SEC Filings

10-Q
TEGNA INC filed this Form 10-Q on 11/08/2018
Entire Document
 



Depreciation Expense

Depreciation expense decreased less than $1.0 million in both the third quarter and first nine months 2018 compared to the same periods in 2017. The decreases were primarily due to assets becoming fully depreciated, partially offset by incremental depreciation expense related to our acquisition of KFMB.

Amortization Expense

Amortization expense increased $2.7 million, or 49%, in the third quarter of 2018 and $6.6 million or 41% in the first nine months of 2018 compared to the same periods in 2017. The increases were primarily due to incremental amortization expense resulting from our acquisition of KFMB.

Asset Impairment and Other (Gains) Charges

We had $3.0 million of net asset impairment and other gains in the third quarter of 2018 compared to charges of $7.6 million in the third quarter of 2017. The 2018 net gains primarily consist of $3.0 million of gains due to reimbursements received from the Federal Communications Commission (FCC) for required spectrum repacking. The 2017 charges related to damages to our stations caused by hurricanes Harvey and Irma. In particular, Hurricane Harvey caused significant damage to our Houston television station (KHOU); as a result, we recognized $10.2 million in non-cash charges, writing off destroyed equipment and recording an impairment to the value of the building. In addition, we incurred $8.4 million in cash expenses related to repairing the studio and office and providing for additional staffing and operational needs to keep the stations operating during and immediately following these weather emergencies. Partially offsetting these expenses, we received initial insurance proceeds of $11.0 million ($5.0 million was received in September 2017 and $6.0 million was received in October 2017). 

In the first nine months of 2018, we recognized net gains of $9.3 million, compared to $11.1 million of charges recognized in the same period in 2017. The 2018 net gains primarily consist of a gain recognized on the sale of real estate in Houston and gains due to reimbursements received from the FCC for required spectrum repacking. The 2017 charges primarily consisted of net $7.6 million in expenses related to Hurricane Harvey, $1.4 million related to the consolidation of office space at corporate headquarters and at our DMS business, and $2.2 million of non-cash building-related impairment charge incurred by our broadcast station. 

Operating Income

Our operating income increased $37.4 million, or 32%, in the third quarter of 2018 compared to the same period in 2017. The increase was driven by the changes in revenue and expenses discussed above. Revenue increased by $74.7 million, or 16%, in the third quarter. As a result, our consolidated operating margins improved to 29% in the third quarter of 2018 compared to 25% in the third quarter of 2017.
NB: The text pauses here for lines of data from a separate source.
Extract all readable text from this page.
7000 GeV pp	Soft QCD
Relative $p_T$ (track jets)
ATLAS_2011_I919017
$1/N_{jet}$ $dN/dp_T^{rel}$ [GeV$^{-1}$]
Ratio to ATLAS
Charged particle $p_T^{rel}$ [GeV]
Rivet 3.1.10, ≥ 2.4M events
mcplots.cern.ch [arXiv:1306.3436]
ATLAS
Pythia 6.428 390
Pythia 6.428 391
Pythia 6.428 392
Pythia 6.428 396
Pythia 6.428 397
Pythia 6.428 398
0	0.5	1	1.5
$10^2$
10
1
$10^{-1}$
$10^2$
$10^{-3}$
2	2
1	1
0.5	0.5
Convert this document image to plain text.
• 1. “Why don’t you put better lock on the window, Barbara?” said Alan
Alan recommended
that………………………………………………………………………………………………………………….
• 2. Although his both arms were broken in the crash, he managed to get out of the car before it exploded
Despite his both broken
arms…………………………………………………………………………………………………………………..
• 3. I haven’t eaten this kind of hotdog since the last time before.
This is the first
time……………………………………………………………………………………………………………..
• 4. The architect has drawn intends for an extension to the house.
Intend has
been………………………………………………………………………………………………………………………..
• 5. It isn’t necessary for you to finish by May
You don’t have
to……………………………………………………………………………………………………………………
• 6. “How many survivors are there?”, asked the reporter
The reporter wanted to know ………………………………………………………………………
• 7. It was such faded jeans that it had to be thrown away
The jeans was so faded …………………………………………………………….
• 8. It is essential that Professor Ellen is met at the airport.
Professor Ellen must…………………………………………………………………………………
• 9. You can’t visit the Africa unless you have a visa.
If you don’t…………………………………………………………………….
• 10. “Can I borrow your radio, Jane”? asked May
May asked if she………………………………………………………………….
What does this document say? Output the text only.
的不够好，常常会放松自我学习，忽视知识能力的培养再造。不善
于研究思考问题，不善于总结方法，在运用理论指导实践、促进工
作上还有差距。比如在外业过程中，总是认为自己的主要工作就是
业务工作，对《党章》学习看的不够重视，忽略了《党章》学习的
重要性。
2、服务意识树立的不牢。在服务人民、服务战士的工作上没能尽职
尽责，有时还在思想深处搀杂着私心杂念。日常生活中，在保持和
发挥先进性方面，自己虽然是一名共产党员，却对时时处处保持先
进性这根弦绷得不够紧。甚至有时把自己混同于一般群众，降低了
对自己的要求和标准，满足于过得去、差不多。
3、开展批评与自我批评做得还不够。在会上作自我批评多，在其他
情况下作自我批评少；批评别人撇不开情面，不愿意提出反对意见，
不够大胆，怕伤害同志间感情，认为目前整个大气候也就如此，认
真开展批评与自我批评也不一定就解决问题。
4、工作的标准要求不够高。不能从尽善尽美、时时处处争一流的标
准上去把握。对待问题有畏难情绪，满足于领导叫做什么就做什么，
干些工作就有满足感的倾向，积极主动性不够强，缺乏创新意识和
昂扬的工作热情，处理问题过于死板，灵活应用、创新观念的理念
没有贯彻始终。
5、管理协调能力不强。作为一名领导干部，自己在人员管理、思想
Our operating income increased $55.4 million, or 14%, in the first nine months of 2018 compared to the same period in 2017. The increase was driven by the changes in revenue (increased 11%) and expenses (increased 9%) discussed above. As a result, our consolidated operating margin remained consistent at 28% for the first nine months of both 2018 and 2017.

Non-Operating Expenses

Non-operating expenses decreased $7.0 million, or 13%, in the third quarter of 2018 compared to the same period in 2017. The decrease was primarily due to a decline in interest expense of $3.6 million in 2018 driven by lower average debt outstanding, partially offset by slightly higher interest rates. The total average outstanding debt was $3.08 billion for the third quarter of 2018, compared to $3.38 billion in the same period of 2017. The weighted average interest rate on total outstanding debt was 5.89% for the third quarter of 2018, compared to 5.75% in the same period of 2017. The decrease was also attributable to a decline in transaction costs of $2.3 million in 2018 as compared to 2017. Pension expense was also $1.6 million lower due to strong investment returns achieved.

In the first nine months of 2018, non-operating expenses decreased $47.5 million or 25% compared to the same period in 2017. The decrease was partially due to a decline in interest expense of $17.1 million in the first nine months of 2018 compared to the same period in 2017 driven by lower average debt outstanding, partially offset by slightly higher interest rates. The total average outstanding debt was $3.13 billion during the first nine months in 2018 compared to $3.75 billion in 2017. The weighted average interest rate on total outstanding debt was 5.87% for the first nine months of 2018 compared to 5.51% for the same period of 2017. The decrease was also partially due to our $16.8 million gain from our investment in CareerBuilder due to the sale of its subsidiary, Economic Modeling, LLC, in the second quarter of 2018 and the absence of impairment charges recognized in 2017 of $9.3 million (related to the write-off of a note receivable from a former equity investment and impairment on our former investment in Gannett stock). Also contributing to the decrease was a decline in transaction expenses of $6.5 million in 2018.